Atletas, bajen del escenario



Constantino Romero
Hay algo de moderno en lo viejo *. Esta modernidad empezó más o menos en el momento en que la situación toreada se convirtió en torera. Las gafas enormes de carey claro, un cierto gusto por la faldas interminables y especial amor a los teléfonos con cable se han ido extendiendo de casa en casa, de temperamento en temperamento, para convencernos de que las modas son circulares y que la gomina puede ser un residuo de tu vida en el pueblo o todo un homenaje a “Mad Men”. Lo mismo ocurre con las ideas, que ahora son reflejo del exterior y no al contrario, como mandan los cánones del momento. Ahora mismo me dispongo a salir a pasear mis gafas de sol (wayfarer, por supuesto) y voy a comprarme lo último o lo más viejo, según cómo se mire. Porque a alguien, a alguien moderno y retro, a alguien vanguardista y vintage se le tiene que haber ocurrido fabricarlo. Y es que siendo Gallardón el adalid de la modernidad, alguien tiene que haber estampado en una chapa (o en pin, que es más demodé) su cara.

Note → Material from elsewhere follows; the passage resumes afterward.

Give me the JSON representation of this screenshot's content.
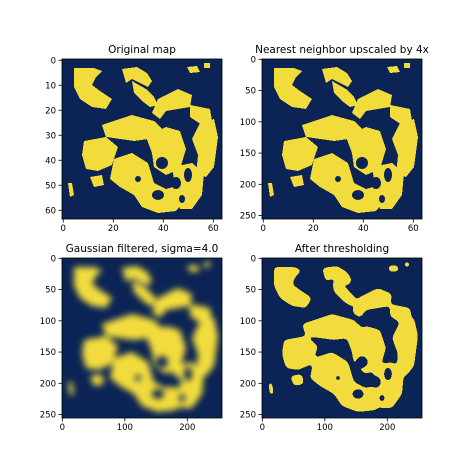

¡Qué innovación sepia! ¡Qué locura de mercado de segunda mano venido a más eso de que la monarquía es “una apuesta de la modernidad de la España” (oh, mi España) del siglo XXI! Gallardón nos engaña con su pelito bien cortado, con su carita debidamente afeitada porque, si miras más allá, verás a ese ministro hipster de Ipad parlamentario, camisa de cuadros y barbaza callejera. Una nota disonante cuya melodía del teléfono es una canción de los catalanes Manel. Ya decía yo que cada vez que le veía por la pantalla notaba los acordes de una guitarra vieja de fondo, concretamente a "Fa vint anys que tinc vint anys", por seguir con el mismo acento. No lo hemos sabido ver, no, porque al igual que es difícil entender que los relojes Casio son lo último es difícil entender que la infanta sea absuelta y el papel del fiscal tan valorado como no lo fue en el caso de Garzón. Porque en ellos, estimado público, en todos esos autos hay un aire de comida viejuna, de sonido a Janis Joplin que es precisamente el último “must” por ser viejo y polvoriento. No es otra cosa, muy señores míos, sino que el ministro “malasañero” ha revolucionado la justicia y la ha puesto a la altura del vintage siglo XXI. Es culpa nuestra no verlo. Nuestro el pecado.
Así, ahora algunos pocos pasean tranquilos por sus jardines. Son ellos, los vanguardistas, los que han sido salvados por un nuevo movimiento novísimo encarnado en Gallardón. Sus madres, sintiéndose como la madre de la Pantoja, están relajadas porque sus collares de perlas interminables han vuelto a estar de moda. Pero repito que, como en toda moda, al principio esto no se entiende ¿cómo se va a llevar de nuevo el bigote? ¿cómo la inviolabilidad judicial de la gente que aparece por televisión si tienen el respaldo popular de la audiencia de telecinco, aunque hayan infringido la ley? Y no lo entendemos, pero un día te levantas y te pones esa chaqueta de tu abuelo, ese leotardo de postguerra, esa sentencia absolutoria. Y te ves bien con todo encima porque te has acostumbrado, está en la calle, es un “must". 
No es sino lo que se debe hacer y ahora formas parte de ello. 
Te has subido a su escenario.

*El título de este artículo hace referencia a la frase pronunciada por Constantino Romero en la clausura de los Juegos Olímpicos de 1992. También a un disco publicado, este mismo año, por el grupo catalán Manel.